In order for two points on the two spheres to be minimizers of distance, either they must be boundary points or the tangent planes at these two points must be perpendicular to the line connecting them, and in particular the tangent planes of the two points must be parallel to each other. I'm not going to go through all the cases here, but basically the latter case of parallel tangent planes can't be a minimizer of distance, because points with equal tangent planes would need to be opposite points on the respective spheres, and because the two spheres are offset from each other, such points' tangent planes are not perpendicular to the line connecting them. Similarly, when you work through all the boundary points, you find that the only possible minimizers are the vertices of the sphere octants, and checking all 9 cases you can see that the minimum distance is 1, as desired.
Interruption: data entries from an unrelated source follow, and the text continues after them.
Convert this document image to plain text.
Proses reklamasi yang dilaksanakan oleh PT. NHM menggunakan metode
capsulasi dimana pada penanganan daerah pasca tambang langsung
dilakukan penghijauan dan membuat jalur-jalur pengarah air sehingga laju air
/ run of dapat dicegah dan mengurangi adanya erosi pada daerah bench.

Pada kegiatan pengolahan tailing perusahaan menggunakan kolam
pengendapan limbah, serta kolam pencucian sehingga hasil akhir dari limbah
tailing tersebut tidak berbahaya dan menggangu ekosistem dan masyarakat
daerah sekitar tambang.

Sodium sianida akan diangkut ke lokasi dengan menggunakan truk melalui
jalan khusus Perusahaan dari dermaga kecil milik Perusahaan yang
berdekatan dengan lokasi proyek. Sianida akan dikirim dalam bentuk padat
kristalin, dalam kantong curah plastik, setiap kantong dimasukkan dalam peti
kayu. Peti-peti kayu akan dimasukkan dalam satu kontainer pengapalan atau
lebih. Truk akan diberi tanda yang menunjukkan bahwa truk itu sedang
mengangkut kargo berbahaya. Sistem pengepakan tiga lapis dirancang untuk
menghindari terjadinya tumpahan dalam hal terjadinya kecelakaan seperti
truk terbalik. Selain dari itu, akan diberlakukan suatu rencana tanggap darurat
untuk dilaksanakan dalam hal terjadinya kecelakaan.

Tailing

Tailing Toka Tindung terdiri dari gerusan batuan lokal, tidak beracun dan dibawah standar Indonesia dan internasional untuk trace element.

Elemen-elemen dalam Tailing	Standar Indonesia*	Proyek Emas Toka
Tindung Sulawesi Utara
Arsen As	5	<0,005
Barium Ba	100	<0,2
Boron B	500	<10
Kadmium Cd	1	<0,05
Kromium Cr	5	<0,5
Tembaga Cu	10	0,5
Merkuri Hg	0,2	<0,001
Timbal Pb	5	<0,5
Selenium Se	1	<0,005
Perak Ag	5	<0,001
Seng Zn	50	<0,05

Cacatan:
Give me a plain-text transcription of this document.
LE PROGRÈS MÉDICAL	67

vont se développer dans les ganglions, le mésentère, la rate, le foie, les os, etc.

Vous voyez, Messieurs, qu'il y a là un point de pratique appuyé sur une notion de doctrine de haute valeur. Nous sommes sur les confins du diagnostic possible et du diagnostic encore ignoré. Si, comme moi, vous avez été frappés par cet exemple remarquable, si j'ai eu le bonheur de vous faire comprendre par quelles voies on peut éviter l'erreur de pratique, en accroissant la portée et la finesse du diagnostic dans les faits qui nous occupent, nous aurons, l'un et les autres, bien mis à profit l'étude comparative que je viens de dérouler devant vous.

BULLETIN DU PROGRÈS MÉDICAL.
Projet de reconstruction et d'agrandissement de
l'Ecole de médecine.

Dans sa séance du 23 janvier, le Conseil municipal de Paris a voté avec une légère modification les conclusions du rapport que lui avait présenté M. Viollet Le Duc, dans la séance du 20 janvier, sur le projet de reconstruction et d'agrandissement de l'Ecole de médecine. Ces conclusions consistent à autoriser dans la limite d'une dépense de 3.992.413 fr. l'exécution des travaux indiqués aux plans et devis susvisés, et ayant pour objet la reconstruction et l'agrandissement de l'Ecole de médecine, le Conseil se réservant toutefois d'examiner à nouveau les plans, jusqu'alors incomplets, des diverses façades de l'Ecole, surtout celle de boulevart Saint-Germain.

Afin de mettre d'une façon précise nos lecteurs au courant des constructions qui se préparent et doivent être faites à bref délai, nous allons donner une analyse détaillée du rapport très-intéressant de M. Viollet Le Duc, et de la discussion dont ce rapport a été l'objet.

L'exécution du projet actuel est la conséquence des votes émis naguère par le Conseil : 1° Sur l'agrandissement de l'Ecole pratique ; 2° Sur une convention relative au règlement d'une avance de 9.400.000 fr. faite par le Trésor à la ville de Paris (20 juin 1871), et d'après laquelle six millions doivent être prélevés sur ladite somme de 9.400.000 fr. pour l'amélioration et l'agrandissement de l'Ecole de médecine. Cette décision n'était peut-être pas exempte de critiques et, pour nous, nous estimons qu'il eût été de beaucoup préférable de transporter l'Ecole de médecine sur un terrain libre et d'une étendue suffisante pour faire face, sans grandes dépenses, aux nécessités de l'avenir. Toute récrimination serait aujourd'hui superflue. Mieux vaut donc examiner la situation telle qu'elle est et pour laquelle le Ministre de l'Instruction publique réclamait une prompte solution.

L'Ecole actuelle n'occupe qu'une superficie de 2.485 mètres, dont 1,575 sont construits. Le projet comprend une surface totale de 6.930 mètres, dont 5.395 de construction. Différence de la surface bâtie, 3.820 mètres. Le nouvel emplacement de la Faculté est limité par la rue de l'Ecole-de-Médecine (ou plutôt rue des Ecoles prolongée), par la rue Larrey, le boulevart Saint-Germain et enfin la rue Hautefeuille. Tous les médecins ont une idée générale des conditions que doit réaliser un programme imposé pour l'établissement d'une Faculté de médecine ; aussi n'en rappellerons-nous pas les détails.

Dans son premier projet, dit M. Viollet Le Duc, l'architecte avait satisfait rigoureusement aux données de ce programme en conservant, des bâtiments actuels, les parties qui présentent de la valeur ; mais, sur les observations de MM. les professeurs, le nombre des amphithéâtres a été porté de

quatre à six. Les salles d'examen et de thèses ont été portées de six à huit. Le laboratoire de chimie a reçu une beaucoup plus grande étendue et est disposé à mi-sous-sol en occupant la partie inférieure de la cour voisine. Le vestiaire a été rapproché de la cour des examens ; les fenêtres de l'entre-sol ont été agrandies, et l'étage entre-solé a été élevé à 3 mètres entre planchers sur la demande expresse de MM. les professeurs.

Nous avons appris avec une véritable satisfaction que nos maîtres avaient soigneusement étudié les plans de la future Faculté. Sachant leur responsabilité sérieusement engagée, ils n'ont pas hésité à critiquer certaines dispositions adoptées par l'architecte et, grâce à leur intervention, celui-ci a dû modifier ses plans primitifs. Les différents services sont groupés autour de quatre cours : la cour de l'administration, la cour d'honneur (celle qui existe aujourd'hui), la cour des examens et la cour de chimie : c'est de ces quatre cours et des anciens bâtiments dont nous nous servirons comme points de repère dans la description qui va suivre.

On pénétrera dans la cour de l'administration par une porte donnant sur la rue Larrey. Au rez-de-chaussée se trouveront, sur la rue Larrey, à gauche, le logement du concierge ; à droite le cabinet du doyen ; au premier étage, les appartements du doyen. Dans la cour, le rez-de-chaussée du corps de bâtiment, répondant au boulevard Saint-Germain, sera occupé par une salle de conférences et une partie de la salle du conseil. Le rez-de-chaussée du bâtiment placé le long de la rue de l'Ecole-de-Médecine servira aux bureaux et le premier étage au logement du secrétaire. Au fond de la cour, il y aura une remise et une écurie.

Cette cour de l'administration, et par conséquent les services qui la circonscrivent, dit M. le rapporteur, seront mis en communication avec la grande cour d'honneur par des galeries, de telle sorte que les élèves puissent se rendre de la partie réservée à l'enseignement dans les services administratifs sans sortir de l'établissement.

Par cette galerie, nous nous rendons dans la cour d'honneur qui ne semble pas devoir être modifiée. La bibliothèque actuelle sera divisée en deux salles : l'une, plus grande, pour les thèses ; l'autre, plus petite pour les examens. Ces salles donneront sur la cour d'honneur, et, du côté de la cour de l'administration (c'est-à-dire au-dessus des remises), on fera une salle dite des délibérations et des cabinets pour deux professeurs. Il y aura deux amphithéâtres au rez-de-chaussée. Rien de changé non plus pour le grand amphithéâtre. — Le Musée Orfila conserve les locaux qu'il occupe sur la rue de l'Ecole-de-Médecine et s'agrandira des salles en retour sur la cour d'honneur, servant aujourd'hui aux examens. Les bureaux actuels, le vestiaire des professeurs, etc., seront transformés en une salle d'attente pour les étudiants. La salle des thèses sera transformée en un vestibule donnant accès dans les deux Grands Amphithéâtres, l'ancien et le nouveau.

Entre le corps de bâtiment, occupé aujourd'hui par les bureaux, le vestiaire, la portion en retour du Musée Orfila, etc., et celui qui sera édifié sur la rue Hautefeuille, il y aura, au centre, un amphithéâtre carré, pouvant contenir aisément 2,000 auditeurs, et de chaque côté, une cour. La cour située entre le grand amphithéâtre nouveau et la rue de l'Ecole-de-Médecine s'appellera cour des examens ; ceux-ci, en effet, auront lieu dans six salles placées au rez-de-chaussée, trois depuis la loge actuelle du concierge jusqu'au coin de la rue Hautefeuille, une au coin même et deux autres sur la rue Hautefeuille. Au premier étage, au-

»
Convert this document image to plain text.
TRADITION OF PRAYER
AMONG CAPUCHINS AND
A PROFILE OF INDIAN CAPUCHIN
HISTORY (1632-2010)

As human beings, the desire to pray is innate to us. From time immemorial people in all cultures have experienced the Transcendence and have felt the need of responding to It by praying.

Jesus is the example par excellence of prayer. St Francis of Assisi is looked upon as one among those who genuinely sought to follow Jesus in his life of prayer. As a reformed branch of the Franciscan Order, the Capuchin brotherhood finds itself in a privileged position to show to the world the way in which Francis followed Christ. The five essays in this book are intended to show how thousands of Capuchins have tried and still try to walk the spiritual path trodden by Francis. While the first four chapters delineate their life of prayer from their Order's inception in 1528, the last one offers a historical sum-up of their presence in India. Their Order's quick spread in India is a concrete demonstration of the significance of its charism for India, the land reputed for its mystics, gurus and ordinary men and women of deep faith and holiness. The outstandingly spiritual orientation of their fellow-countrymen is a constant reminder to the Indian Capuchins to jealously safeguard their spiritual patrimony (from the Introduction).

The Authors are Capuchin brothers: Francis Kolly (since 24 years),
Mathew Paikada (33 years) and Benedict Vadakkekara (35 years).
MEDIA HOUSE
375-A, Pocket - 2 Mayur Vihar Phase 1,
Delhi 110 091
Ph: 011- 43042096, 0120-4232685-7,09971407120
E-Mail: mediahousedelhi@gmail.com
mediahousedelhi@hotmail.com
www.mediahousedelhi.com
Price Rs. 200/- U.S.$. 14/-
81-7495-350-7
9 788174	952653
This proves the claim that $A+A$ is a union of cubes and translates of $A$. A similar, easier argument shows that $[0,1]^3 + A$ has a translate of $A$ at $(1,1,1)$.
Now both $A+A$ and $[0,1]^3 + A$ consist of a union of cubes and translates of $A$, which are arranged on a lattice. Inductively you can see that $A+A+A$ can be decomposed into a union of translates of $[0,1]^3 + A$ and $A+A$, and thus will itself consist of a union of cubes and translates of $A$. To figure out where they all go is a combinatorial problem. Adding $A$ to a cube at $(x,y,z)$ will result in cubes at $(x+1,y,z), (x,y+1,z),\dots$ and a translate of $A$ at $(x+1,y+1,z+1)$, and adding $A$ to a translate of $A$ at $(x,y,z)$ will result in cubes at $(x,y,z), (x+1,y,z), (x,y+1,z), (x,y,z+1)$ and translates of $A$ at $(x+1,y+1,z), (x+1,y,z+1),(x,y+1,z+1)$. Working it all out, I find that $A+A+A$ will have translates of $A$ at $(2,2,0),(2,0,2),(0,2,2),(2,1,1),(1,2,1),(1,1,2)$ and cubes at $(0,0,0),(1,0,0),(0,1,0),(0,0,1),(1,1,0),(1,0,1),(0,1,1),(1,1,1)(2,0,0),(0,2,0),(0,0,2),(2,1,0),(2,0,1),(1,2,0),(0,2,1)$.
Analogous results should hold in all dimensions. In general, $A+A$ will consist of translates of $A$ at all points of the form $(1,1,\dots,1) - e_k$ for some $k$, and cubes at all points of the form $(1,1,\dots,1) - e_{k_1} - e_{k_2} - \dots$, i.e. points with at least two 0 coordinates and the rest 1. Then higher sums like $A+A+A$ will consist of translates of $A$ at points like $(2,2,\dots,2) - e_{k_1}-e_{k_2}$, of which there are $\binom{2+n-1}{2}$ (with $n$ being the dimension of the space), along with cubes at all points "below", i.e. subtracting more $e_k$'s.